The World is Taking a Dive

The World is Taking a Dive

I was quite the soccer player when I was a teenager, but never got into watching it until recently. Like many new American soccer fans, it really grinds my gears when the players pretend to get fouled, fall to the ground, and roll around in agony as if they have been picked off by a sniper.

As a defender, I always assumed the offensive players were doing this with extreme purpose, They were trying to cheat. Soccer gets a bad wrap for this, but we see the same phenomenon in every sport. Basketball players aghast they did not get the call. Baseball players kicking up dirt claiming they were actually safe at first. And I always thought this was a specific strategy to cheat the game. Which is why it bothered me so much.

Recently, sports – including basketball, baseball, and soccer – have instituted a system of reviewing close calls to make sure the refs get it right. And as I’ve been watching this throughout the sports world, I am starting to realize all that flailing and flopping is much more sinister than just trying to cheat. And that it is not something solely relegated to sports.

 

Instant Replay

This is an example of art (sport) imitating life. This idea of “taking a dive”, pretending to be hurt or otherwise bamboozle the referee into giving you an advantage is a cultural problem, not an athletic one.

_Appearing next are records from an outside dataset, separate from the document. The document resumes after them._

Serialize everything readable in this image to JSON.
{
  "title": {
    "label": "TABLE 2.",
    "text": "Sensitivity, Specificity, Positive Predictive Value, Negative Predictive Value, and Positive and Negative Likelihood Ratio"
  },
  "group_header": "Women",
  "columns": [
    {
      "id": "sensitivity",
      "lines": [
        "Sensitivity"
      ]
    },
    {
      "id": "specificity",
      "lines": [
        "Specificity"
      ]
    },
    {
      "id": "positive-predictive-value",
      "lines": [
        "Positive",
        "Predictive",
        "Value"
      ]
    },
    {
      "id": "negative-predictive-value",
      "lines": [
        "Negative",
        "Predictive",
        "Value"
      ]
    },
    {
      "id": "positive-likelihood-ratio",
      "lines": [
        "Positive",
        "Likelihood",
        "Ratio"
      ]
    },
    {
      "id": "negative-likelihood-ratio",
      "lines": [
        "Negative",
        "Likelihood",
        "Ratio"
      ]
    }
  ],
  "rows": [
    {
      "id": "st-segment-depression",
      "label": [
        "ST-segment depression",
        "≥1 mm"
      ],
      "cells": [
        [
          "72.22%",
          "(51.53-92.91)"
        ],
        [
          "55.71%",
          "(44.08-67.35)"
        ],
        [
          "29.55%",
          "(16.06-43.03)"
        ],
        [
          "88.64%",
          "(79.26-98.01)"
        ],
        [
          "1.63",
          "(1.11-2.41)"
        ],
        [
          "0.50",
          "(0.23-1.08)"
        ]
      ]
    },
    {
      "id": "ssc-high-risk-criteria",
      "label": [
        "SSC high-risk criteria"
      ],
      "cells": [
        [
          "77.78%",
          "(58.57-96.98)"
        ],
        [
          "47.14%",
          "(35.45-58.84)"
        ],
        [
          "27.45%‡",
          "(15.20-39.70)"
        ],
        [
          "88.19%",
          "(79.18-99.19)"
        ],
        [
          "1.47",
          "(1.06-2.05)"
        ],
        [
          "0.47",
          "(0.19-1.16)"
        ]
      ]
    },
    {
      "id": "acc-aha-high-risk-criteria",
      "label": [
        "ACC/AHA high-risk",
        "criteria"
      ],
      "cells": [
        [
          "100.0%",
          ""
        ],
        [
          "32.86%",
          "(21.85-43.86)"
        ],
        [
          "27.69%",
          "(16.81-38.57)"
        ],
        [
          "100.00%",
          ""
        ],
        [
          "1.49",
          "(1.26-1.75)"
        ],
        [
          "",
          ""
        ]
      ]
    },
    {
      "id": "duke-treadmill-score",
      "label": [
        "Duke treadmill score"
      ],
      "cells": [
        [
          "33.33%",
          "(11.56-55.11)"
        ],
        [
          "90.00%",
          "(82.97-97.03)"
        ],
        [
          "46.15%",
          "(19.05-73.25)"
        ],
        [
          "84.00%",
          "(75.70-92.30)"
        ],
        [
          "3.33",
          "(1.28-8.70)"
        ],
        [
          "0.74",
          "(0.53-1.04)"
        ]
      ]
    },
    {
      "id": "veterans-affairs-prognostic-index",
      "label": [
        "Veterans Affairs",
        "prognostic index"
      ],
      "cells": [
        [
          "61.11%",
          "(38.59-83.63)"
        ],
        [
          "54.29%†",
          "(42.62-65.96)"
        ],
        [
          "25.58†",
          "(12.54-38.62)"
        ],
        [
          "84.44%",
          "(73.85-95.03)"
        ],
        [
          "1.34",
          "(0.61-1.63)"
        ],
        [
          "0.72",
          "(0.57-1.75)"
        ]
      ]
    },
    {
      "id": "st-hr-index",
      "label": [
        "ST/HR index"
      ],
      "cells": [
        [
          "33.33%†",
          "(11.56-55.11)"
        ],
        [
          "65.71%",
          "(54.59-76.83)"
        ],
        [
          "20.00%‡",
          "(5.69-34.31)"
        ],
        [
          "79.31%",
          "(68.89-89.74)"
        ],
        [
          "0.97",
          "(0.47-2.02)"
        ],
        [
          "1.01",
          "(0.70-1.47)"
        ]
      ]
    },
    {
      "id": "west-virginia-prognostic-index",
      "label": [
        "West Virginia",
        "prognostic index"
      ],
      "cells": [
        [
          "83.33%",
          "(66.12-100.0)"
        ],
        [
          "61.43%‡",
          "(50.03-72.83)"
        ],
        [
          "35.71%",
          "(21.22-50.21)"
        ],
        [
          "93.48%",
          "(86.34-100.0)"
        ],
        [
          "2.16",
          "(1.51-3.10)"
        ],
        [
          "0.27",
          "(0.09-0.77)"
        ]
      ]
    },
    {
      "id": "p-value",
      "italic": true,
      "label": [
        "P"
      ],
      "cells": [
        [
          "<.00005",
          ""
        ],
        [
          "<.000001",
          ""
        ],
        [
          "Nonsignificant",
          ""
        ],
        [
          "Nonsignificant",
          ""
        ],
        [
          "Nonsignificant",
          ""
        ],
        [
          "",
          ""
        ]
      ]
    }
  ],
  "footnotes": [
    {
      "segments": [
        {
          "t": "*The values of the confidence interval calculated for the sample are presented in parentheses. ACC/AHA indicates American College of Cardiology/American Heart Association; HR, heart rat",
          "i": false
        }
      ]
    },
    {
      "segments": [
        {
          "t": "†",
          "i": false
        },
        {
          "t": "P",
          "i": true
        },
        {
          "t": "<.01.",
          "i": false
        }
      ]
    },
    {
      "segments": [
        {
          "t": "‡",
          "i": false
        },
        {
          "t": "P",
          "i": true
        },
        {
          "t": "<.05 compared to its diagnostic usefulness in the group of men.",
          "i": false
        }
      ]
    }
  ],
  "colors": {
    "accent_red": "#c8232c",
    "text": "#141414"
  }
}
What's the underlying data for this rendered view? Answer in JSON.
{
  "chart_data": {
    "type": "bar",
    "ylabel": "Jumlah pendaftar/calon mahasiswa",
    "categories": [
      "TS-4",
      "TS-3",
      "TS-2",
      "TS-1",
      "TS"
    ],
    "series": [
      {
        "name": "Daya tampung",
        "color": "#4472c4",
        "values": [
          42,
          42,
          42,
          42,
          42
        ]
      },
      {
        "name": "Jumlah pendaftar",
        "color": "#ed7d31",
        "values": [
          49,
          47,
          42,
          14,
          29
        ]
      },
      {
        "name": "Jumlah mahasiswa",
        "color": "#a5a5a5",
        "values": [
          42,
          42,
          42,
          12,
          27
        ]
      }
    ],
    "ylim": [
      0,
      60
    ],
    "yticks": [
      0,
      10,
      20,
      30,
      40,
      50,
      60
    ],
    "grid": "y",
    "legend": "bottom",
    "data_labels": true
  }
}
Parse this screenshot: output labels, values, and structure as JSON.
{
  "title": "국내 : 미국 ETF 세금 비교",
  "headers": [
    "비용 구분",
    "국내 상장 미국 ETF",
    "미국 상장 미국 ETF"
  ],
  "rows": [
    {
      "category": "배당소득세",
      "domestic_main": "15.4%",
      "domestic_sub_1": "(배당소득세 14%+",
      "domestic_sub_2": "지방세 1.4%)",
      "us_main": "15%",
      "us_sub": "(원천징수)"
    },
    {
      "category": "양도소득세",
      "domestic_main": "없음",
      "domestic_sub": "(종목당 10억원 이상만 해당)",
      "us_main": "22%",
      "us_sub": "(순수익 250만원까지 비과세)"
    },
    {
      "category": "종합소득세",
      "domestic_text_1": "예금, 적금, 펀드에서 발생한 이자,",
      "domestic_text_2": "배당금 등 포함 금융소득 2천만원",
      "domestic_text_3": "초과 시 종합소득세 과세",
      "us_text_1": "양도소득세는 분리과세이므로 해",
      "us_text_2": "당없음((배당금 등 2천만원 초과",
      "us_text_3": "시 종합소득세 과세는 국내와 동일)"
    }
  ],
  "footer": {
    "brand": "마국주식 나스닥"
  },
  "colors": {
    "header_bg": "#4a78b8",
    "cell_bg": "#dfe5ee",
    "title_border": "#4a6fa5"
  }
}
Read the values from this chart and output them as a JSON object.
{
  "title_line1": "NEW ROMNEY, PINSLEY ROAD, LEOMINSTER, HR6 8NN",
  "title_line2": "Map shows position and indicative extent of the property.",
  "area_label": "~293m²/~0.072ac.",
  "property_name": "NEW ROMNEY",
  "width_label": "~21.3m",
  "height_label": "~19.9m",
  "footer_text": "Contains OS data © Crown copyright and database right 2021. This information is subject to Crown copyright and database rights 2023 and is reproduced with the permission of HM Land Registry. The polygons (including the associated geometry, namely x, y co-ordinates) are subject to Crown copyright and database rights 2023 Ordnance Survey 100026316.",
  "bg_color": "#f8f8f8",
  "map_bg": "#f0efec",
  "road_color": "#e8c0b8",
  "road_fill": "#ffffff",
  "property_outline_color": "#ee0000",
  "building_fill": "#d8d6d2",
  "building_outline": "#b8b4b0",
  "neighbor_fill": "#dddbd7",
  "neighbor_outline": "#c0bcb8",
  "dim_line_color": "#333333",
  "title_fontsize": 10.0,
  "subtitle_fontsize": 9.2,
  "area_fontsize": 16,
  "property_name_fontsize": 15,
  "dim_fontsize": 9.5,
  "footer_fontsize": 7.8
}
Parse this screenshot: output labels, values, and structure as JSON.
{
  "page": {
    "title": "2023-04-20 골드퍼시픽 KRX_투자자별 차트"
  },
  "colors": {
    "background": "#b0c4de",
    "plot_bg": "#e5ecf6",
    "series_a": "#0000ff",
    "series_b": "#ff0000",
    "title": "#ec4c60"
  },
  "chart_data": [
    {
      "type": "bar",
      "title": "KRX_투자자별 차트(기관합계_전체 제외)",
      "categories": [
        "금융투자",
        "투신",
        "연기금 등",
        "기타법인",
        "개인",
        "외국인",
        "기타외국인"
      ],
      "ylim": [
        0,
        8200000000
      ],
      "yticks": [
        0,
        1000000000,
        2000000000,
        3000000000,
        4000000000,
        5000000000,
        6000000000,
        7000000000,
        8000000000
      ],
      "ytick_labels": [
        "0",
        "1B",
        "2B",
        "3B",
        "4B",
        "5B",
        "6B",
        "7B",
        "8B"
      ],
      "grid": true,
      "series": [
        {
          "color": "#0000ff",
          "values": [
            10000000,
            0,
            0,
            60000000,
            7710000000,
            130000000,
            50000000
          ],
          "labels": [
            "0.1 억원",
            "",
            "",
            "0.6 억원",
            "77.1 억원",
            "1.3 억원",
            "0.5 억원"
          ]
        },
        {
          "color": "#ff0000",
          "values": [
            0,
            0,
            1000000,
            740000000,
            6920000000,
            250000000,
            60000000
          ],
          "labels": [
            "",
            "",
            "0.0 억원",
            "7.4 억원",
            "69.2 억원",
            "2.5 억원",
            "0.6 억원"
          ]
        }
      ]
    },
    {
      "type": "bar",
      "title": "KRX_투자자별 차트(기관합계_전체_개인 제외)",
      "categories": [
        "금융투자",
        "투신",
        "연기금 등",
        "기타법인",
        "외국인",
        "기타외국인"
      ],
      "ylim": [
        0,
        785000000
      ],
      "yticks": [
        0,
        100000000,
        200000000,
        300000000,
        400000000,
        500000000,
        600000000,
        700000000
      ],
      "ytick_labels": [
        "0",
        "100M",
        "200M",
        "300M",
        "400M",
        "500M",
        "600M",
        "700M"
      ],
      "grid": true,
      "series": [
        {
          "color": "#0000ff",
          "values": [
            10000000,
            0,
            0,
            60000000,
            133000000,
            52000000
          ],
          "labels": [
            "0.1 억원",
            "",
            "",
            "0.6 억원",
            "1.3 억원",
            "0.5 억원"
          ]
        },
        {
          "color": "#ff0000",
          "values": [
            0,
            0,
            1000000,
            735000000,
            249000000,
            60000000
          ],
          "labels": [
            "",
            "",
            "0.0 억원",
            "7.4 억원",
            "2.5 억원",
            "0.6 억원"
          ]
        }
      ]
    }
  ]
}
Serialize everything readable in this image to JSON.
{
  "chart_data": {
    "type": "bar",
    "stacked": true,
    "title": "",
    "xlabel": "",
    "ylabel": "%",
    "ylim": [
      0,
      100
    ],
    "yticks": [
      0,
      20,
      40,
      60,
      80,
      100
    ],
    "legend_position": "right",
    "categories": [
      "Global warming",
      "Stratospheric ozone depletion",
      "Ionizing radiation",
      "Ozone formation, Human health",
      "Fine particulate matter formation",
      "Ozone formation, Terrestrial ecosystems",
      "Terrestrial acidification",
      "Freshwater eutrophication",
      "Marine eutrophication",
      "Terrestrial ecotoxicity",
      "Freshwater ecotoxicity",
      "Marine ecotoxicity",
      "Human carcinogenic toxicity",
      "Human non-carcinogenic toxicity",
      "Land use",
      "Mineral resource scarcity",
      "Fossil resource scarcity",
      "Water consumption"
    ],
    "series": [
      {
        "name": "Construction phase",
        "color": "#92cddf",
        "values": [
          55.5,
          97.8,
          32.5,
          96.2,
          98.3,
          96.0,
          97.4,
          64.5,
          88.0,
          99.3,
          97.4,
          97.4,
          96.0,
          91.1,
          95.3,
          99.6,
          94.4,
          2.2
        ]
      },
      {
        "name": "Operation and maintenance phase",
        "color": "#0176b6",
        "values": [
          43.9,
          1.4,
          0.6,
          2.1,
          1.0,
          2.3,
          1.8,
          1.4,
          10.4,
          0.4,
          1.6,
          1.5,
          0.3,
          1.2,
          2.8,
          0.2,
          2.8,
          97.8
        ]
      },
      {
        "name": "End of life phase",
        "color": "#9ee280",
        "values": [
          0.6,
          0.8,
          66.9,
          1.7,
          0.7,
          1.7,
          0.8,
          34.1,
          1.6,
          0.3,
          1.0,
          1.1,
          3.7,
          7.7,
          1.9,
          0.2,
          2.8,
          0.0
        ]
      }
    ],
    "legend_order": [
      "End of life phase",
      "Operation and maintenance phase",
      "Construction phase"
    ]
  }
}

After all, the instituting of instant replay came into effect because so many players, coaches, and casual fans are constantly bellyaching over “bad calls”. They focus in on one moment where a ref made a choice and claim they were cheated, as if that moment were the only one in the game and the players were not responsible for it, what happened before or after.

The funny thing about this is that when they put the use of replay into place (via coaches challenges, etc.), it became clear the players are not trying to bamboozle the refs. They are bamboozled themselves! And so am I. So are you. We are a self-deluded society and sports is a perfect metaphor.

How many times have you, if you are a modern sports fan, seen a player jump up and down, gesticulate, and beg their coach to use a “coach’s challenge” to try to overturn a call. They are not acting. They are SURE they know what happened. It is almost comical. Coaches routinely ignore their player’s plea.

Why? Because the players are biased. They are looking for every competitive advantage they can get. So much so that they see some that are not even there. Everything is viewed from their lens of getting an advantage and avoiding a disadvantage. It warps their perspective.

Isn’t that why we need referees in the first place? They are meant to be arbiters of justice. The biased players can’t see reality as accurately as an unbiased official. Sure there may be anecdotes when a ref gets it wrong or is overcome by his own bias. But by and large, their distance leads to better judgement.

In our society, we are looking for our own advantages (and looking to avoid disadvantages). And that shades the way we see the world. The way we pre-interpret events filters how we perceive events. It is like that optical illusion of a dress that went viral a few years ago – half saw it as gold and the other half saw it as blue. The key was in what assumptions your mind made about the dress’ surroundings (was it inside/outside, etc.). And that changed the way your eye perceived the color.

Pretty crazy.

 

Taking a Dive

The real trouble though comes when we refuse to acknowledge our own bias. We start to see our filtered truth as THE TRUTH. We start to fall down, expecting a foul, and really, genuinely feel as though we have been fouled. But life does not always have a replay system to set things right (and truly, how many players even look at the replay and swear they see something that confirms their initial position).

So, we take a dive. I am not saying there are not times when we are genuinely fouled, but there are also times when we are not. And it is increasingly difficult for us to tell the difference. It is not that we are cheating. It is that we are so biased and so untrusting of the referees in our society, that we see things as we see them and not as they are.

The real scary thing in today’s world is this: what do you do when you no longer trust the referee? When there are institutions or systems that are broken. Imagine if players called their own fouls in a professional league. It would be chaos. Anarchy. And that is where we are heading. Unless we can find arbiters we all trust, which is becoming less and less likely.

The only other choice is to refuse to play. To split and start your own league where you can decide the rules and the people who will enforce them. Maybe this is the right choice if the refs are corrupt. But, beware, you are taking your filters and your bias with you.